Batch Processing with Retry

Retry-per-batch Approach

The chunker itertools.batched pairs very well with Tenacity’s retry for batch processing.

Core Arguments in @retry

Tenacity’s decorator is very flexible, but these are the ones you’ll use most often:

1. stop (when to give up)

  • Controls how many times to retry, or for how long.
  • Common helpers:

    • stop_after_attempt(n) → stop after n attempts.
    • stop_after_delay(seconds) → stop after total elapsed time.
  • Example:

    stop=stop_after_attempt(3)
    

2. wait (how long to sleep between attempts)

  • Defines the wait strategy between retries.
  • Common helpers:

    • wait_fixed(1) → always wait 1 second.
    • wait_random(min=1, max=3) → wait random between 1 and 3 seconds.
    • wait_exponential(multiplier=1, max=60) → exponential backoff.
  • Example:

    wait=wait_fixed(1)  # simple and predictable
    

3. retry (when to retry)

  • Predicate to decide whether to retry given an exception or result.
  • Common helpers:

    • retry_if_exception_type(SomeException) → retry on that error.
    • retry_if_result(lambda r: r is None) → retry on “bad” results.
  • Example:

    # will retry only when the function raises ConnectionError
    retry=retry_if_exception_type(ConnectionError)
      
    # will retry on multiple exceptions:
    retry=retry_if_exception_type((TimeoutError, ConnectionError)) 
    

4. reraise

This controls what exception you see after retries are exhausted.

  • reraise=False (default):

    • Tenacity raises a RetryError.
    • The RetryError wraps the last attempt’s exception.
    • You can inspect details via .last_attempt.
    try:
        flaky()
    except RetryError as e:
        print("wrapped:", e.last_attempt.exception())
    
  • reraise=True:

    • Tenacity directly re-raises the last real exception (e.g., ConnectionError).
    • Makes the retry logic transparent to callers.
    try:
        flaky2()
    except ConnectionError:
        print("saw real error after retries")
    
  • reraise=True is usually nicer for library-style code where the caller shouldn’t care that Tenacity was used.
  • reraise=False is useful if you want retry metadata (e.g., logging or metrics on how many attempts were made).

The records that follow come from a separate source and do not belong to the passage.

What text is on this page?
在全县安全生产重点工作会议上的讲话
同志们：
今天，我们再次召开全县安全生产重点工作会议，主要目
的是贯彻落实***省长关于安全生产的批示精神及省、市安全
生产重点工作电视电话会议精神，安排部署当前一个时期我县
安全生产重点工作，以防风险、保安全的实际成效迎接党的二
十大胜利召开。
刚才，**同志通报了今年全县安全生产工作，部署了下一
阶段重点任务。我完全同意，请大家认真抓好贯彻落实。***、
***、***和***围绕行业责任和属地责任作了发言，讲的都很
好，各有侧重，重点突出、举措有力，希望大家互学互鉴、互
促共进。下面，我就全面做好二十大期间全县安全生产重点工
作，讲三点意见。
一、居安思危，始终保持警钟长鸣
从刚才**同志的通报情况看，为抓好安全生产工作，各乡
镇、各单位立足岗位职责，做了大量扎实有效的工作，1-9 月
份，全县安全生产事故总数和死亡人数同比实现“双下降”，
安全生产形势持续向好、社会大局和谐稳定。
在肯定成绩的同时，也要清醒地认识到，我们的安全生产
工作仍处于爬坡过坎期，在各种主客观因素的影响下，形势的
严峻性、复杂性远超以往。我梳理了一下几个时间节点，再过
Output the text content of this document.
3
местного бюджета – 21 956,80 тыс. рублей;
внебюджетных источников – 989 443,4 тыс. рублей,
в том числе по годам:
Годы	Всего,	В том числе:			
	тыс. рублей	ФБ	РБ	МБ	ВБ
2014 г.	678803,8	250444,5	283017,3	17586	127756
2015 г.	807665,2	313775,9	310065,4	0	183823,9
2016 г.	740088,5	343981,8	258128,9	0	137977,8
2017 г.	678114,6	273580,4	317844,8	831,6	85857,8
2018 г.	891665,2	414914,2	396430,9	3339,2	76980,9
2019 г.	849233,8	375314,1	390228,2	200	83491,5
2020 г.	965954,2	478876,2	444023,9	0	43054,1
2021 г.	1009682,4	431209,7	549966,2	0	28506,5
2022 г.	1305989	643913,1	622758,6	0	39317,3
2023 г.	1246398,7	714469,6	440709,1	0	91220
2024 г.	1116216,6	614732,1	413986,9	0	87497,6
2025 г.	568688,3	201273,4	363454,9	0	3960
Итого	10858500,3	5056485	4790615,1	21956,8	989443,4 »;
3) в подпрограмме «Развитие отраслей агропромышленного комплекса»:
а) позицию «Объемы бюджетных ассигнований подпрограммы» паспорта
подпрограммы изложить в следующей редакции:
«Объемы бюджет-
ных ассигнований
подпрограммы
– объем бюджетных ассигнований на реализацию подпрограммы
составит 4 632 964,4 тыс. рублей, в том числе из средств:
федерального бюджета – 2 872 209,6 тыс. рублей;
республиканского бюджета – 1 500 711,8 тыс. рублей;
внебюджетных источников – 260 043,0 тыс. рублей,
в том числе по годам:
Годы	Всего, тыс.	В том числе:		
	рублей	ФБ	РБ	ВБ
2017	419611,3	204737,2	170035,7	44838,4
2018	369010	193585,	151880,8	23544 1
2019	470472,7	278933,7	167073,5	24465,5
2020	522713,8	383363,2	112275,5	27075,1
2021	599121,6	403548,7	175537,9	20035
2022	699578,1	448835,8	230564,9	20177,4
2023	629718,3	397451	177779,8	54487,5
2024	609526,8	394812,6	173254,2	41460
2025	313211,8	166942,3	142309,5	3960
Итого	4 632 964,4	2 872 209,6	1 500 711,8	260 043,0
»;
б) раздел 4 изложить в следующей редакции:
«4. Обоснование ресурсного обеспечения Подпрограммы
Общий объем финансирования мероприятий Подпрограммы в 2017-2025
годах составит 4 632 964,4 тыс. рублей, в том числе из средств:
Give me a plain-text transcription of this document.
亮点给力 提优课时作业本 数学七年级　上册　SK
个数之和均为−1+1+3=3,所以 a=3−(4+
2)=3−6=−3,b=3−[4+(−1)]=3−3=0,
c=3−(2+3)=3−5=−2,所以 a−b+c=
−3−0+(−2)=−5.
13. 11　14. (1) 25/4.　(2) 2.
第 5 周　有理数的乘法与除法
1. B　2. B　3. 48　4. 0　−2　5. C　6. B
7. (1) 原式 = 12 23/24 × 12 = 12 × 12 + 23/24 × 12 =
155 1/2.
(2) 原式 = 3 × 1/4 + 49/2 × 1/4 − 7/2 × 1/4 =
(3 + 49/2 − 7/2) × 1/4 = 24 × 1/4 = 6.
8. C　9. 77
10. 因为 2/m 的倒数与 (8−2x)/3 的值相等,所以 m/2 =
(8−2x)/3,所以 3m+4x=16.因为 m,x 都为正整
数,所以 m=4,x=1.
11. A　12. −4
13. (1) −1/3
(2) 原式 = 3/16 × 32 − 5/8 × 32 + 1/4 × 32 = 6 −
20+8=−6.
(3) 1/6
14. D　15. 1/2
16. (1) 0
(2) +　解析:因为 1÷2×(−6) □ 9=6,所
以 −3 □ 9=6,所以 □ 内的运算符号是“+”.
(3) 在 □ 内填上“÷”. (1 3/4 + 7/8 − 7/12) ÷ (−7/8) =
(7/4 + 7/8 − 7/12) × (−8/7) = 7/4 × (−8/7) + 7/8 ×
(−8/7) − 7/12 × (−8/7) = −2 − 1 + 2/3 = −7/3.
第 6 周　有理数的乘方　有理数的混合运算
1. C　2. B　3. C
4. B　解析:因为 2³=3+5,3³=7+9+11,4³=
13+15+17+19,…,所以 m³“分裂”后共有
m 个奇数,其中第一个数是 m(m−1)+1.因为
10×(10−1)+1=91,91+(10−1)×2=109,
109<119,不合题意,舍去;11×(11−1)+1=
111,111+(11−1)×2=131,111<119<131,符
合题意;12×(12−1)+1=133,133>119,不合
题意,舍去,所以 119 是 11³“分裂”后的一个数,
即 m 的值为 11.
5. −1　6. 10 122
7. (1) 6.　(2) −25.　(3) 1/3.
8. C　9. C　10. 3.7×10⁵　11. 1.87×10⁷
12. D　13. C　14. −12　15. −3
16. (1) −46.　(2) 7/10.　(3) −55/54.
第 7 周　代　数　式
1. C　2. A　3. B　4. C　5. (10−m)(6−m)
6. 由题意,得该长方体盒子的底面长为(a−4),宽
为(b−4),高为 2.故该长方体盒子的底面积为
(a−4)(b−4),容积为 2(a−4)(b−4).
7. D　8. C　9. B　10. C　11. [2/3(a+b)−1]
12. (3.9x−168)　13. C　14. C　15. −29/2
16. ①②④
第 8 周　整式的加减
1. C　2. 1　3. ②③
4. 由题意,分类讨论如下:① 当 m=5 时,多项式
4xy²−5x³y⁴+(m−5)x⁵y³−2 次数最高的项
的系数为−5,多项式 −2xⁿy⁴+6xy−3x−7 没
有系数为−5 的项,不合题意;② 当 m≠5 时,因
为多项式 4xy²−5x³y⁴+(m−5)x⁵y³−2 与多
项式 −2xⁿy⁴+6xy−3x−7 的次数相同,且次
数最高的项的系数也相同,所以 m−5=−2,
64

5. before / after / before_sleep

  • Hooks for logging, metrics, or side effects.
  • Example:

    from tenacity import before_sleep_log
    import logging
      
    log = logging.getLogger(__name__)
    
    before_sleep=before_sleep_log(log, logging.WARNING)
    

Putting It Together (Batch Example with itertools.batched)

import itertools
import logging
from tenacity import (
    retry, stop_after_attempt, wait_fixed,
    retry_if_exception_type, before_sleep_log
)

# --- set up built-in logger ---
logging.basicConfig(
    level=logging.INFO,  # or DEBUG if you want more detail
    format="%(asctime)s [%(levelname)s] %(name)s: %(message)s"
)
log = logging.getLogger(__name__)

# retry policy: up to 3 times, 1s apart, on ConnectionError
@retry(
    stop=stop_after_attempt(3),
    wait=wait_fixed(1),
    retry=retry_if_exception_type(ConnectionError),
    reraise=True,
    before_sleep=before_sleep_log(log, logging.WARNING),  # <-- logs retries
)
def process_batch(batch):
    log.info("Processing batch with %d UUIDs", len(batch))
    # run your Hive query here
    return run_query(batch)

def process_all(uuids, batch_size=1000):
    for batch in itertools.batched(uuids, batch_size):
        try:
            yield process_batch(batch)
        except Exception as e:
            log.error("Batch failed after retries: %s", e)
            # re-raise if you want the whole job to stop
            raise

What happens now:

  • On each retryable failure, Tenacity logs a warning:

    2025-09-22 15:45:12 [WARNING] __main__: RetryError caught ... Retrying in 1 seconds ...
    
  • On successful processing, you’ll see:

    2025-09-22 15:45:13 [INFO] __main__: Processing batch with 1000 UUIDs
    
  • On final failure (all retries exhausted), you’ll see:

    2025-09-22 15:45:16 [ERROR] __main__: Batch failed after retries: ConnectionError('...')
    

That gives you clear observability without extra boilerplate.

In summary, for batch processing:

  • stop + wait → control attempts and pacing.
  • retry → ensure you only retry on transient errors.
  • reraise=True → caller just sees the “real” Hive error if all retries fail.